Хвостенко свойственны резкие, неожиданные переходы во времени, пространстве и стиле: «Я жил во время Киевского государства, я жил во время Римской империи, я жил во время большого снегопада, я жил во время поисков пищи». Есть в его собрании и тексты, написанные как бы традиционным стихом, — но и они суть стремительные импровизации на «классические» темы: «Вот кулачок, что пуговка путейца, кулак огромный — белорусский сноп, стог сена — вот пейзаж — финал дагерротипа (разбойничья повадка барсука), и мы летим в корзинке цеппелина, рассматривая землю свысока. Где он теперь, где внутренности плода, что так Мичурин тщательно не знал, что так рояль, изъеденный жуками, все звуки гона в хор объединял».
Возвращаясь к стержневым темам искусства, вот пример, «подслушанный» Хвостенко у «шума» искусства, увиденный внутренним глазом художника, идиосинкратической интуицией поэта:
Пространство, свист, объединенный взглядом,
в скелет растения, где кроны силуэт,
был собран в дерево усилием сада,
в хранилище рассыпанных примет
усадьбы,
то свадьбу яблока глазного
празднуя с листом,
то слово
скрипом поворачивает к трели,
чтоб дерево легло мостом
от взгляда мысли
до зрачка свирели.
Близкое к той же теме стихотворение, «подслушанное» Рильке намного ранее — по-видимому, у того же «источника»:
Кто бы ты ни был, выйди вечером,
Из комнаты, где тебе знаком каждый угол;
Твой дом — последний там, где начинается бесконечность,
Кто бы ты ни был.
Потом, когда взгляд твой покинет порог
Дома, он медленно вознесет черное тенистое дерево
И оставит его в небе: хрупким, одиноким.
Так ты создаешь мир (и он будет расти и зреть, как слово,
Несказанное, неподвижное).
И когда усилием воли ты поймешь его смысл,
Только тогда глаза твои отпустят его на волю с нежностью…
(Р.М. Рильке. «Посвящение», перевод мой).
Для обоих художников первична не филология, а физиология творчества: только так и можно «подслушать» «шум времени» и шум истины. В другом стихотворении Хвостенко об этом прямо говорит: «…суть языка отсутствие / (отсутствие формы)! / отсутствие времени / суть языка / (истина формы)! / о / время коррозии!» Еще одна характерная черта Хвостенко, свойственная настоящим, не вторичным поэтам, — предметность, ощущение фактурности материала.
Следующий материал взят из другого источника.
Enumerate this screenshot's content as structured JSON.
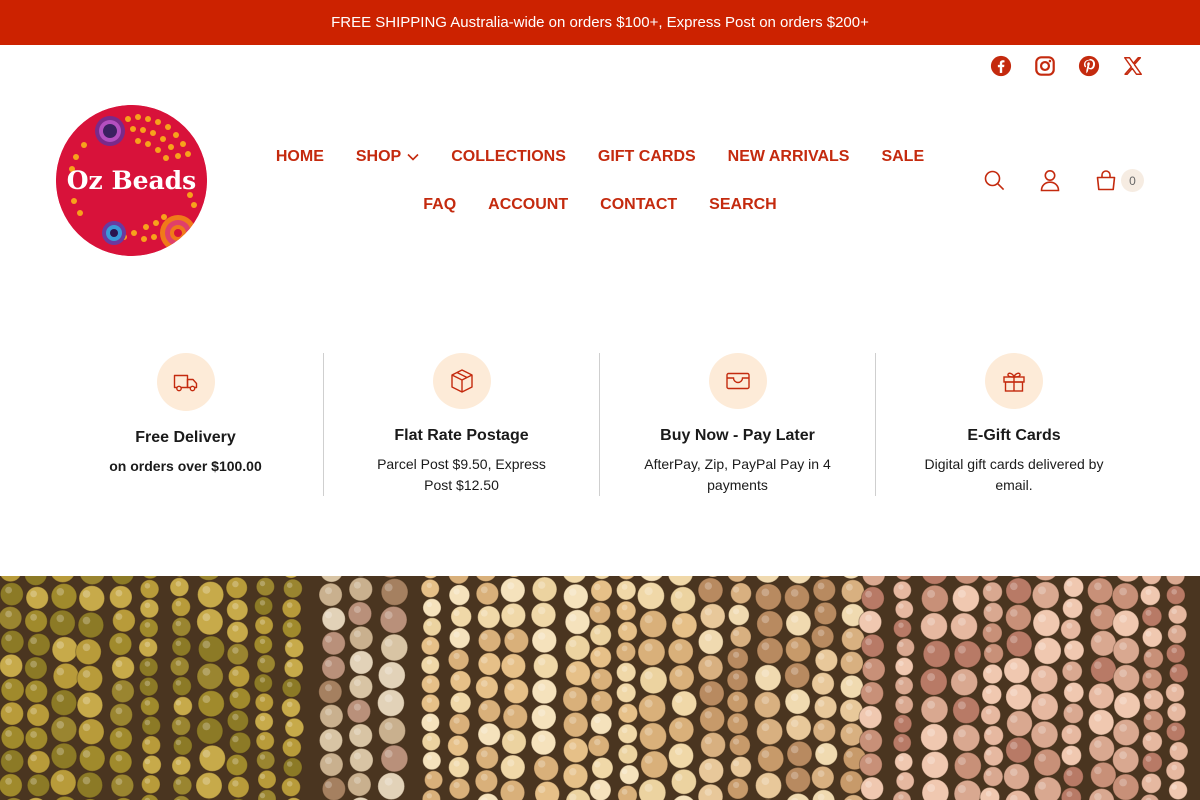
{
  "announcement": {
    "text": "FREE SHIPPING Australia-wide on orders $100+, Express Post on orders $200+"
  },
  "social": {
    "items": [
      {
        "icon": "facebook-icon"
      },
      {
        "icon": "instagram-icon"
      },
      {
        "icon": "pinterest-icon"
      },
      {
        "icon": "x-icon"
      }
    ]
  },
  "logo": {
    "text": "Oz Beads"
  },
  "nav": {
    "row1": [
      {
        "label": "HOME"
      },
      {
        "label": "SHOP"
      },
      {
        "label": "COLLECTIONS"
      },
      {
        "label": "GIFT CARDS"
      },
      {
        "label": "NEW ARRIVALS"
      },
      {
        "label": "SALE"
      }
    ],
    "row2": [
      {
        "label": "FAQ"
      },
      {
        "label": "ACCOUNT"
      },
      {
        "label": "CONTACT"
      },
      {
        "label": "SEARCH"
      }
    ]
  },
  "header_tools": {
    "cart_count": "0"
  },
  "features": [
    {
      "icon": "truck-icon",
      "title": "Free Delivery",
      "text": "on orders over $100.00"
    },
    {
      "icon": "box-icon",
      "title": "Flat Rate Postage",
      "text": "Parcel Post $9.50, Express Post $12.50"
    },
    {
      "icon": "wallet-icon",
      "title": "Buy Now - Pay Later",
      "text": "AfterPay, Zip, PayPal Pay in 4 payments"
    },
    {
      "icon": "gift-icon",
      "title": "E-Gift Cards",
      "text": "Digital gift cards delivered by email."
    }
  ],
  "colors": {
    "announcement_bg": "#cc2200",
    "nav_text": "#c42a0e",
    "logo_bg": "#d8123a",
    "feature_icon_bg": "#fdebd8"
  }
}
Поэзия — пустая колыбель! —
весенний путь растаявшего мрака.
Земли кипеньем будущего злака
ложится звук в больничную постель.
Поэзия! Разбитый и больной,
сквозь шум воды твой госпиталь молчанья
я отыскал
Заметим: «госпиталь молчанья». «Соловей» Хвостенко понимал, что текучая субстанция поэзии только частью своей проявляется в метафорических бликах языка. А вот еще пример переноса внутреннего ландшафта на внешние явления (подход, характерный и для Рильке):
Свято дно, и святы труб
обгорелые бока
только вот не просит труп
черных крошек табака.
И в живописи, и в инсталляциях и скульптурах, собранных из найденных на помойке разнообразных вещей, и даже в музыке Хвостенко царит полное, тонко-профессиональное чувство фактуры материала, поверхности, звука.
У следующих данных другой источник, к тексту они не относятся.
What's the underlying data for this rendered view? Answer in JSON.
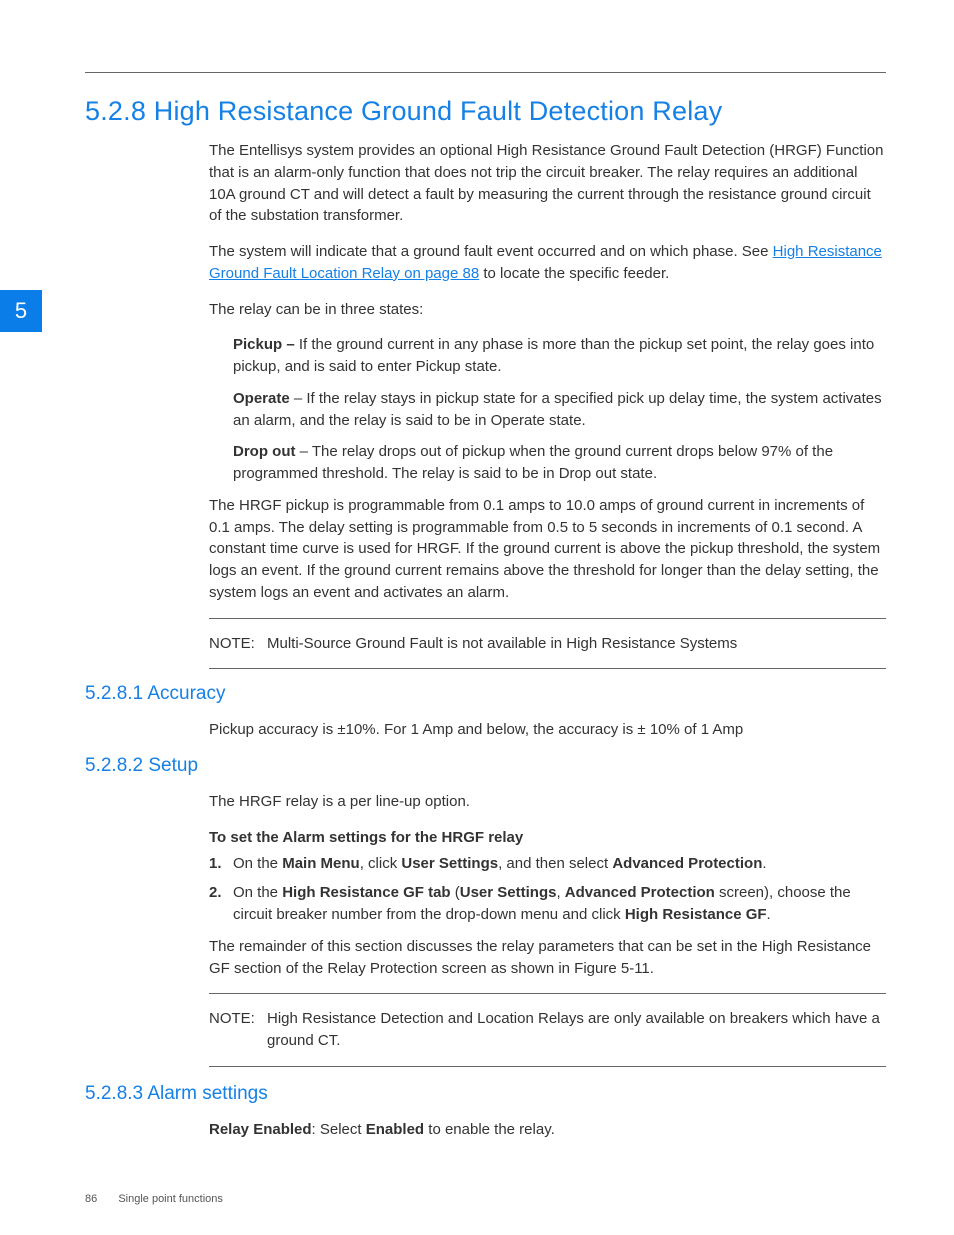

Хвостенко был не просто хорошо пишущим поэтом: он был автором с собственными, хорошо продуманными и последовательно разработанными эстетическими концепциями. Для меня весь Хвостенко — в строках: «…Что было мыслью / диковинной, / и сочетанье слов / летящей речи / предсказывалось пением наречий — невидимых пичуг». Таким образом, стихотворение предсуществует в прозрачном «горном воздухе» (Мандельштам), его нужно услышать и дать свою вариацию на тему.
Взгляд на свое творчество он высказал так:
Душа моя, подслушав разговор,
мне непонятный, вспрыгнула на ветку,
себе избрав, по-видимому, клетку,
оставив мне темнеющий простор.
Многие стихи Хвостенко и целые циклы оживают при сплошном чтении — возникает эффект сродни тому, который бывает, когда поют песни под гитару, одну за другой, без перерыва. Как будто включают гирлянду, электричество начинает бежать по струне проволоки, и вспыхивают лампочки близко распознаваемых образов и метафор, одна за другой.
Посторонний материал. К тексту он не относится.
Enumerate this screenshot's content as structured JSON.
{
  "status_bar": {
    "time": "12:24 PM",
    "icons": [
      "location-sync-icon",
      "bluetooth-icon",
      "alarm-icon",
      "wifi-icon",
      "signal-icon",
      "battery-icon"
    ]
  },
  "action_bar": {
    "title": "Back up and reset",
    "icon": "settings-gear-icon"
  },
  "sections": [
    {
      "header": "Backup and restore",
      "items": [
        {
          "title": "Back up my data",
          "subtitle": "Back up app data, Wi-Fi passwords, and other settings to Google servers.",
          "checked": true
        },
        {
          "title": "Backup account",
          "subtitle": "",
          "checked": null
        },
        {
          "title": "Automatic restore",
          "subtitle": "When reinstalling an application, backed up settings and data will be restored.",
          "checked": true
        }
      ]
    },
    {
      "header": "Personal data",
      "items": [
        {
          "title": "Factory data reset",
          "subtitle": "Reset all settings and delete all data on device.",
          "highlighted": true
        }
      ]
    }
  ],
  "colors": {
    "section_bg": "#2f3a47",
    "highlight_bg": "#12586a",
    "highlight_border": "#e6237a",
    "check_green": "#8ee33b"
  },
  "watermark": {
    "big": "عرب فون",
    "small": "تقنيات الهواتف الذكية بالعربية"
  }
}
По-моему, Хвост как поэт, музыкант и исполнитель недостаточно понят и оценен. Помню многолюдный его концерт в сопровождении группы «Оберманекен» в Нью-Йорке, на уже упомянутой шхуне у причала Гудзона. Он смотрелся (и слушался) как российский Джим Моррисон в сопровождении — да простят меня «оберманекены» — вполне провисающей рок-группы. Пожалуй, наибольшее совпадение традиционного российского гитарного или поп-музыкального сопровождения с оригинальным «космополитно-романтическим, блюзовым» стилем Хвоста слышится в альбомах, записанных с группой «АукцЫон» (особенно в альбоме «Жилец вершин»).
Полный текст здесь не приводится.